Considering they claim we exhale the virus to infect other people, I wonder why they cannot diagnose it off that.
This is a bit complicated. The short version is what
evildice just said, but the actual, technical details depend a bit on just what test you're talking about despite distinct parallels.
The first-line (and still
best, going just by accuracy) tests are/were based on PCR --
polymerase chain reaction -- methodology, which is a method used to rapidly make millions or billions of copies of a piece of DNA (or, indirectly, RNA). The problem with them is that PCR is a hilariously finicky method that requires strict laboratory conditions to run due to its ridiculous levels of vulnerability to random contamination (which is a problem for reasons that you can probably figure out from the above -- just think about what happens when random bacteria get into the sample you're running through the "make millions of copies of this" reaction, then multiply it by everything *else* that could get in there). Even
with said laboratory conditions and the strictest guards against contamination possible, it's not at all uncommon for random bits of fluff -- including whatever you're looking for -- to get in there
anyway.
This is -- assuming a competent lab, and I know this stuff because I had to spend several months dealing with lawsuits involving
incompetent ones, several years writing about the deliberate use of said incompetent labs by scientific frauds in various forms, and close to a fucking
decade after that explaining said writing's contents over and over again, usually to the same people as they ignored me and instead listened to hucksters -- mostly fine; labs have a very simple way to deal with this. Simply put, there's usually going to be a shitton more DNA in that sample from legitimate sources than from contamination.

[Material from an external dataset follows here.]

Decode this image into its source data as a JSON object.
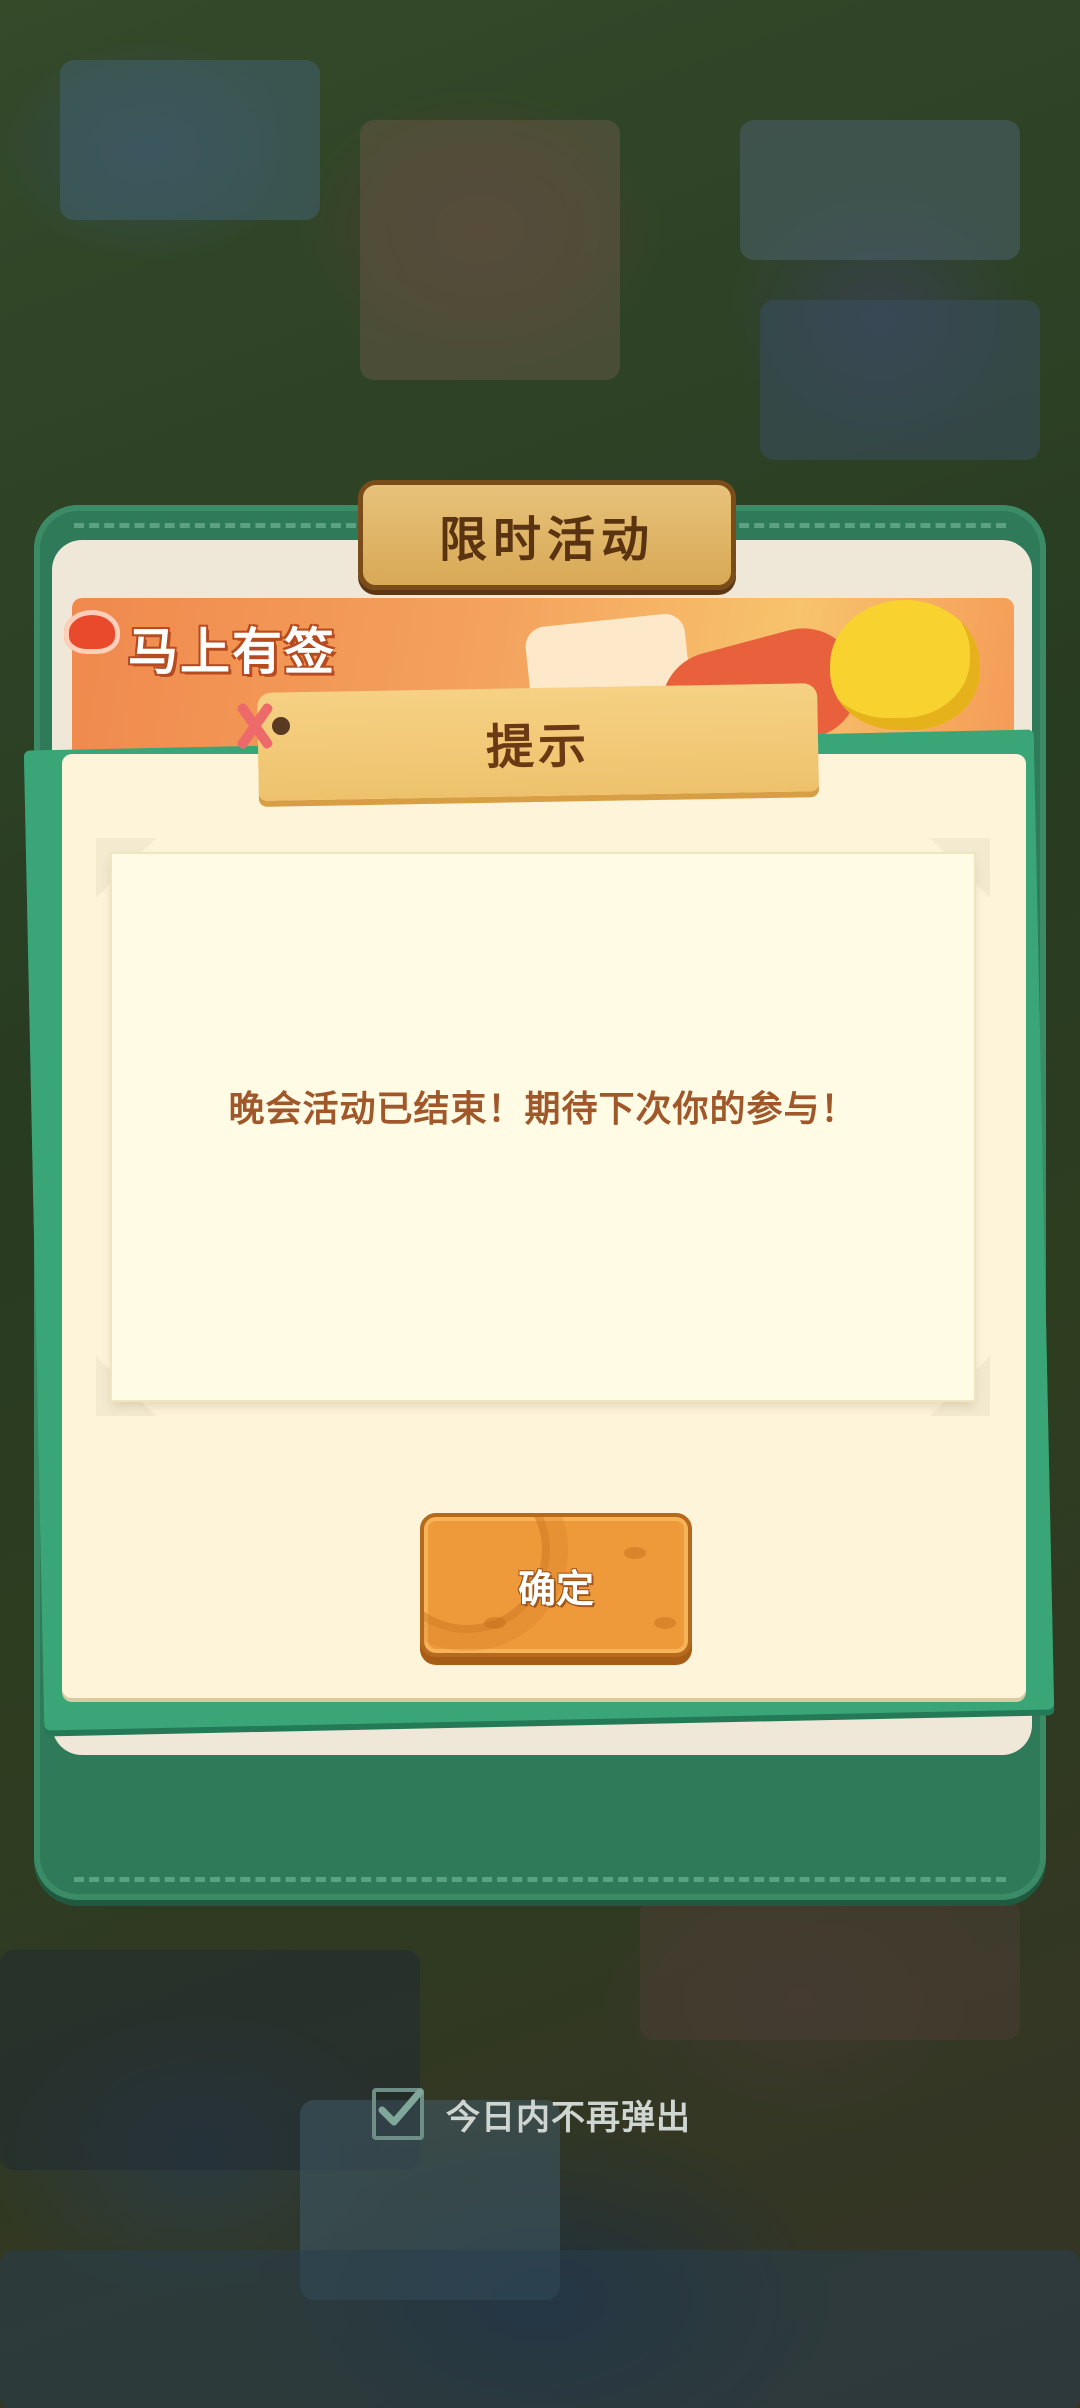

Thus, you run the sample through the process a strict number of times (with the DNA in the sample theoretically doubling each time). While you don't really (directly) look at the quantity curves in methods used for a COVID test, there's a related method called
quantitative PCR which
does, and it produces quantity curves like this:
It's worth noting that DNA
other than the target DNA (transcribed SARS-CoV-2 RNA in this case) can set off the detection instruments if there's enough of it... but let's not get ahead of ourselves.
Anyway, now that I've probably lost my mental place due to taking the time to find the above image (which was a bit harder than you'd think), let's get back to what happens more realistically thanks to the fact that there are almost certainly multiple types of DNA in that sample (due to it being taken from somewhere outside a laboratory). Specifically, you have multiple curves developing, producing a figure that looks something like this:
Where the "earlier" curves are the things we originally had a lot of in the sample, and the "later" curves are things that we originally had less of in the sample.
(And yes, that's a real test curve.
Here is another one, that's far more realistic for an actual sample in this context, despite being of something else entirely.)
All of this means that the main trick when using PCR to search for viral D- or RNA is to run the process through enough cycles that the thing you're searching for will show up if it's meaningfully there, but
not enough that random contaminants will throw out false positives if it's not
.
But... levels of viral RNA vary a good bit between samples, even from people with the disease. They vary between individuals, between sample types (a saliva sample might have virus particles, but far fewer of them than you'd get from a nasal swab), and even between individual samples where the above are identical. Heck, they even vary depending on how the samples are
stored.
And
that means that there's a trade-off: The more cycles of the chain reaction are run, the more likely it is that you'll find the disease in a sample has it... but more cycles
also mean the test is more likely to throw up a false positive.
(This trade-off between
sensitivity and specificity is not exactly going to be new to anyone who's familiar with test design... but I'm focusing on PCR-based testing here.)
Someone who wants an accurate test generally wants to run as few cycles as possible without sacrificing accuracy... which means that you want as virus-dense a sample as possible from the people you're looking for.
Breathing on a collector or the like simply wouldn't be dense enough, especially since the collection device itself wouldn't be taken or stored in a laboratory. You
could, I suppose, sterilize a clean room before collection, drop the patient off in there, have them open the collection device (alone in there), have them seal the thing themselves in an environmentally-controlled container meant to preserve as much virus as possible, and test things that way... but the practical and logistical issues with that should be obvious, and the results wouldn't be nearly as good.
And yeah, the other test methods have the same sort of issue. I just don't know them as well.
COVID transmission, meanwhile, follows what I jokingly like to call the "rule of sperm": Each particle is hilariously unlikely to do much on its own... but it really only takes one to make you into a virus baby factory.
Edit: On reflection, after posting this, a lot of the detail above isn't really needed. I thought of a better, and simpler, way to phrase things shortly after posting it. Still, the above details should be interesting/useful to the people reading, so I'm leaving the post intact.